Haneke, more than any major director that I am aware of, makes us work to integrate (and understand) the story elements that he implies or simply leaves out. He is also a master of the soundtrack, using sound and the absence of sound to provoke, to create anxiety, to heighten suspense and to add mystery. Combined with his passion for the long take (he likens the technique to an attempt to create a more authentic experience for the viewer) the effect can be chilling – for example a single shot scene in Code Unknown in which Anne (Juliette Binoche), who we have earlier seen being terrorized as an actress on a low-budget thriller/horror movie, irons clothes in her kitchen while listening to the television news. Minutes into the shot she (and we) hear something in the distance. She turns down the television and listens for what seems a very long time to an indeterminate sound that could be someone in pain or could be something we just can’t understand. Making the moment even more complex, and possibly unknowable, is that we do not know what she already knows – or even what she is thinking. Some of the most memorable moments in Amour are driven by off-screen sound – the water that suddenly stops running as Georges dresses, Georges in the bathroom and the sound of Anne falling erupts from the silence, a bed-stricken Anne calls out from the other room for what seems to be her mother, the doorbell rings while Georges is brushing his teeth but nobody is there. Haneke, a native Austrian film maker who who began to make his films in France (and in the French language) with his fifth film (2001’s Code Unknown) has always executed language with precision and complexity. In Amour, for instance, a decisive action by Georges ultimately hinges upon the pronunciation and understanding of a single word. And the between-scene moments could fill a second film: Anne and Georges return from a hospital stay that we never see after her first stroke, Anne’s second stroke, the relationship of their daughter Eva and their son-in law.

Although it is Ann who must be cared for, it is through George’s eyes and experiences that the impact of her illness is made real. His devotion is eternal but his ability to shelter his wife, and himself, from the final stages of life is fleeting and ultimately ineffectual. Life that is truly shared is a yin-yang experience – the diminishment of one is also the loss of the other. Cause and effect takes its toll as though the life force was a single entity. The increasingly subjective descent that Georges experiences, the visual and aural manifestation of his pain and suffering in dreams, visions, and odd occurrences (the reoccurring visit by a street pigeon may or may not have meaning) has brief echoes in the memories/dreams that Georges the writer experiences in Hidden. But the degree that we experience this inner world is also new ground for Haneke, a dip into the subconscious and the surreal that feels quite refreshing.

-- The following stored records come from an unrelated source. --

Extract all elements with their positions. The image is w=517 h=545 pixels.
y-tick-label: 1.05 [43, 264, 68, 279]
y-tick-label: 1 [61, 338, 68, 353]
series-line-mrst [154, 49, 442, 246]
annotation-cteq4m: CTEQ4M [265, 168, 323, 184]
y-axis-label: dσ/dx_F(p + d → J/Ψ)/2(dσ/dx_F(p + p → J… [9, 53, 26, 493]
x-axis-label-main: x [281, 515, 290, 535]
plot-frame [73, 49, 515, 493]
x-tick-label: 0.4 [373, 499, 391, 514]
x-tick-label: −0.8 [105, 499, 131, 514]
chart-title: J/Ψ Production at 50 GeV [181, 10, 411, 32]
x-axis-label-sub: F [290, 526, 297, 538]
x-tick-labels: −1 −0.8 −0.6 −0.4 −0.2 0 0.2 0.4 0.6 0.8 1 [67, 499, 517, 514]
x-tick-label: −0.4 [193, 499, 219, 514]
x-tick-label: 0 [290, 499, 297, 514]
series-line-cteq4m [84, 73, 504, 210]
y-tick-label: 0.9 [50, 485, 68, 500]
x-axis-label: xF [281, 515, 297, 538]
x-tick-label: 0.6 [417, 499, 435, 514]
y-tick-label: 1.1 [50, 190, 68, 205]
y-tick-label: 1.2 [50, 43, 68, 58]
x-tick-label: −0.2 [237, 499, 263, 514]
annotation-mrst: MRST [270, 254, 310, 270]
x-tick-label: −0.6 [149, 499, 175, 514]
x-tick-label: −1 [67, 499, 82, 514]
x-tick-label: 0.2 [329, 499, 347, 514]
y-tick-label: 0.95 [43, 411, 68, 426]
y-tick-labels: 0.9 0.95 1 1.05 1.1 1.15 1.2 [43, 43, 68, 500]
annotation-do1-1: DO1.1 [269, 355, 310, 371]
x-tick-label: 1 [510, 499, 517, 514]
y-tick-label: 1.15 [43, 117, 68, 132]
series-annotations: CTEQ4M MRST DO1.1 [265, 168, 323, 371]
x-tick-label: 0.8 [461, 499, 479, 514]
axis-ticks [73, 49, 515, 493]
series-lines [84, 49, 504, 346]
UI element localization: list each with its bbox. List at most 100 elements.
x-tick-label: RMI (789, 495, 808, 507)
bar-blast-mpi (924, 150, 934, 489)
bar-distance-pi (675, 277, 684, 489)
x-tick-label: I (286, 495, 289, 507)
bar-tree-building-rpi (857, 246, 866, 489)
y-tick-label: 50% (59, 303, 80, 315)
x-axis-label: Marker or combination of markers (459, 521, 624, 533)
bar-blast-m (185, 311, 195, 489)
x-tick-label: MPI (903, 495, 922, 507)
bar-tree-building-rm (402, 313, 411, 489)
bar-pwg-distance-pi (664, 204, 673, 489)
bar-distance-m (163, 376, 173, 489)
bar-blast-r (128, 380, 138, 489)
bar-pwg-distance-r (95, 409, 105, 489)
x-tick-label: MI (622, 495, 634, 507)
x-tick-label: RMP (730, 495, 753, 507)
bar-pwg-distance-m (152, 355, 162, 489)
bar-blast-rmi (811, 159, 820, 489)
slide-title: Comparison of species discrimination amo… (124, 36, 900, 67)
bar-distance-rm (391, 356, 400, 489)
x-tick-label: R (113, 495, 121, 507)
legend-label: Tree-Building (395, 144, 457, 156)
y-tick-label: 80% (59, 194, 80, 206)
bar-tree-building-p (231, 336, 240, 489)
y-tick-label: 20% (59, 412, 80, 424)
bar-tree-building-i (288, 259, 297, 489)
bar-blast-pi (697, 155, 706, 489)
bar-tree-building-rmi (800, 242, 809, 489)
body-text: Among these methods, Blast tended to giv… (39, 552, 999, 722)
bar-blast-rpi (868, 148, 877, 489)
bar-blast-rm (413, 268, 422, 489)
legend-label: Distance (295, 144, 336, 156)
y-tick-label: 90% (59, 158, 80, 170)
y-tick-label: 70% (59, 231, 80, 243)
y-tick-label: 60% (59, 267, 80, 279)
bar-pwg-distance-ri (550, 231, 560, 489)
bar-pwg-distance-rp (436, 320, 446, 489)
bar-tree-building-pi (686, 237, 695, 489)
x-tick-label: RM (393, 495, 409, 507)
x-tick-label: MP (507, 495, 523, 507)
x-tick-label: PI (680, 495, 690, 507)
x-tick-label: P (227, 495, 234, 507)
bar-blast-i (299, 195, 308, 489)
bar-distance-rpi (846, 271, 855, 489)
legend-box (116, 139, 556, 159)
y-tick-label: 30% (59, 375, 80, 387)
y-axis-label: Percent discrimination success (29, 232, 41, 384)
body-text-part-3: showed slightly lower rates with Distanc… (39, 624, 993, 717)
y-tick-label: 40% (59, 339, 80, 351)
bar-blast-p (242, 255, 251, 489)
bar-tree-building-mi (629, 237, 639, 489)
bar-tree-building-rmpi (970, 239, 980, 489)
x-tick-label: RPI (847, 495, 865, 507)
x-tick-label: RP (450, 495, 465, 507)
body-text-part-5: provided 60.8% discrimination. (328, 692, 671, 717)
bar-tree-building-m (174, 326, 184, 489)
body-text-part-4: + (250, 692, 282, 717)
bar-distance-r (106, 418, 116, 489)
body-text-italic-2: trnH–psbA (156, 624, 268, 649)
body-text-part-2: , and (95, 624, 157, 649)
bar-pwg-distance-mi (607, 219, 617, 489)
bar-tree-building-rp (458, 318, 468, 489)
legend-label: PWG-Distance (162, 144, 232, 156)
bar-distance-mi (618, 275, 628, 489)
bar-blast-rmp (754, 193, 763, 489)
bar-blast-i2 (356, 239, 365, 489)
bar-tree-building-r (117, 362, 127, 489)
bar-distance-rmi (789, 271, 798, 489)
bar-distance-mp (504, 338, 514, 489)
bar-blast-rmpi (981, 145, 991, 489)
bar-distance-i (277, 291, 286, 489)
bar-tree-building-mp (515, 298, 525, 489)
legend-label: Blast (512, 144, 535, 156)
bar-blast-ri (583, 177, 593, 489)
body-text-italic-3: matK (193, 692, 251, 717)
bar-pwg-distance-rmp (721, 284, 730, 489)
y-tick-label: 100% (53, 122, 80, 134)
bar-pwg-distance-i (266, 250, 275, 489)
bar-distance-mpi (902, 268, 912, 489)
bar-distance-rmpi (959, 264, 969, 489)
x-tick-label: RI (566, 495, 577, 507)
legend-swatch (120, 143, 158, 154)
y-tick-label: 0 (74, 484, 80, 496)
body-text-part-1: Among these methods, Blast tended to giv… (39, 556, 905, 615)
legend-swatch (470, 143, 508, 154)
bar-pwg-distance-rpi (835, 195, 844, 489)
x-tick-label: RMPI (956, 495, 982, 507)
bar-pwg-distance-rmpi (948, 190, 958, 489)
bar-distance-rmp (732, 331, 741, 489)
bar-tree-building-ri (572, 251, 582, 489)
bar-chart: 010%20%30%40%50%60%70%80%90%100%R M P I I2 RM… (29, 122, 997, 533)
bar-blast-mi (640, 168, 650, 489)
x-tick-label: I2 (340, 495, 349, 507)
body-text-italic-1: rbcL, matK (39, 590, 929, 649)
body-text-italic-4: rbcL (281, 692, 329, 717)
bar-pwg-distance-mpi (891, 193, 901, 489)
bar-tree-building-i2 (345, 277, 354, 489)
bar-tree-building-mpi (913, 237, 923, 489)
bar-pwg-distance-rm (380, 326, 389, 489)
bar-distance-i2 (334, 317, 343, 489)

Amour is an experiment in humanity for Haneke – he has said that the story came from experiences that he went through with someone close to him. But “humanity” is a relative term and for viewers conditioned to the soothing balms of commercial cinema, who are used to the softening of reality that makes even the gravest of events “consumable” and open to happy endings, Amour will most likely seem depressing and demanding. But isn’t it the nature of art to open our eyes to reality, and isn’t cinema, at it’s highest level, the most revealing and penetrating of art forms? Imagining the reality of old age, for ourselves and our loved ones, is one of the great taboos of modern life. Amour, Michael Haneke’s latest masterpiece of ferocious and unsparing cinema, is a direct assault on our most existential blind spot. Be prepared to face a future that you might not want to see coming.